Is Russia Running Short of Ammunition?

Since the war in Ukraine began, the Russian Armed Forces have used thousands of tons of artillery ammunition in a vast arrange of calibers. Dominant amongst these is the venerable 152mm shell used by Russia’s howitzers. The Russian Artillery Corps remains pivotal for conventional offensive operations conducted in Ukraine and represents one of Russia’s significant advantages.

Numerous articles published in the first weeks of the War in Ukraine feared the possibility of the Ukrainian Armed Forces being entirely outgunned by Russia. However, this did not occur, in part due to Western assistance and more astute Ukrainian artillery doctrine. The Ukrainian Army was able to win the initiative and turn it into operational successes at Izium and Kherson.

In recent weeks several Russian sources have claimed that ammunition shortages for artillery are being experienced. These shortage ls may be the result of international sanctions and shortsges of the raw materials needed to produce munitions.

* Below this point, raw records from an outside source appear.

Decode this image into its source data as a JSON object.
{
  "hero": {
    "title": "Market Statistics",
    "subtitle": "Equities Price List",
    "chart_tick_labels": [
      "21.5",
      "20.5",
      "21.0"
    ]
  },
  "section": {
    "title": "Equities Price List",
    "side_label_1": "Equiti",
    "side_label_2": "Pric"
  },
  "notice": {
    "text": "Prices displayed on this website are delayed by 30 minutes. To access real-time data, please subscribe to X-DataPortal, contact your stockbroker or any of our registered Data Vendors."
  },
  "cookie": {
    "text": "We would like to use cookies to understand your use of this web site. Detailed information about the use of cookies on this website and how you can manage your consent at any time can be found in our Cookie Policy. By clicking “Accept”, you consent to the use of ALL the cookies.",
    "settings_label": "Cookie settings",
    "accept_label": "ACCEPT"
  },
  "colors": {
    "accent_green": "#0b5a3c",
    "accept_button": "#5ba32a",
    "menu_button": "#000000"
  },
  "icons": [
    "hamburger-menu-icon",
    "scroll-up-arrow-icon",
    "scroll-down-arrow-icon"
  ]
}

Some Russian sources and commentators have been expressing significant frustration, especially in the Bakhmut region, fiercely defended by Ukrainians over the last few months.

Outcry reached the public through anecdotal messages published by Wagner Group, LDPR Neo-Nazi Battalion “Rusich” soldier, and LDPR activist and insurgent nicknamed “Murza”. All sources complain about “ammunition hunger” for artillery and the waste of assets in the process.

“The Russian army is experiencing a serious shortage of ammunition against the background of active supplies of ammunition to our enemy,” according to comments the GRAY ZONE Telegram channel, “this problem is becoming critical from a serious one. If nothing changes, in the near future the enemy will begin to acquire the dominance of artillery at the front.”

Andrei “Murza” Morozov, an LDPR activist and volunteer active since 2014, posted a long article on the Livejournal platform, that described issues in communication and supplies of people’s militia formations. The article was immediately banned, but thanks to a translation made by a Polish Youtuber Andromeda the content remained available. According to Murza the Russian Armed Forces engages in pointless shelling of Ukrainian positions in Bakhmut, changing the landscape into a Moon-like surface. In the article, titled “Looking for positivities”, Murza said:

“Echelons of ammunition sent into nothing […] Artillery magazines taken by Ukrainians at Izyum. Congrats to you gents! What results at the moment? Colossal hunger for ammunition among artillery.”

These articles and social media posts reflect growing frustration, especially among some of the most dedicated Russian military and public figures. There have been reports to suggest that Russia has sought to procure munitions from North Korea. With Russia losing the initiative in late 2022 its lack of capability to withstand a potential winter offensive by Ukrainian troops may mark the begging of a slow end to this war.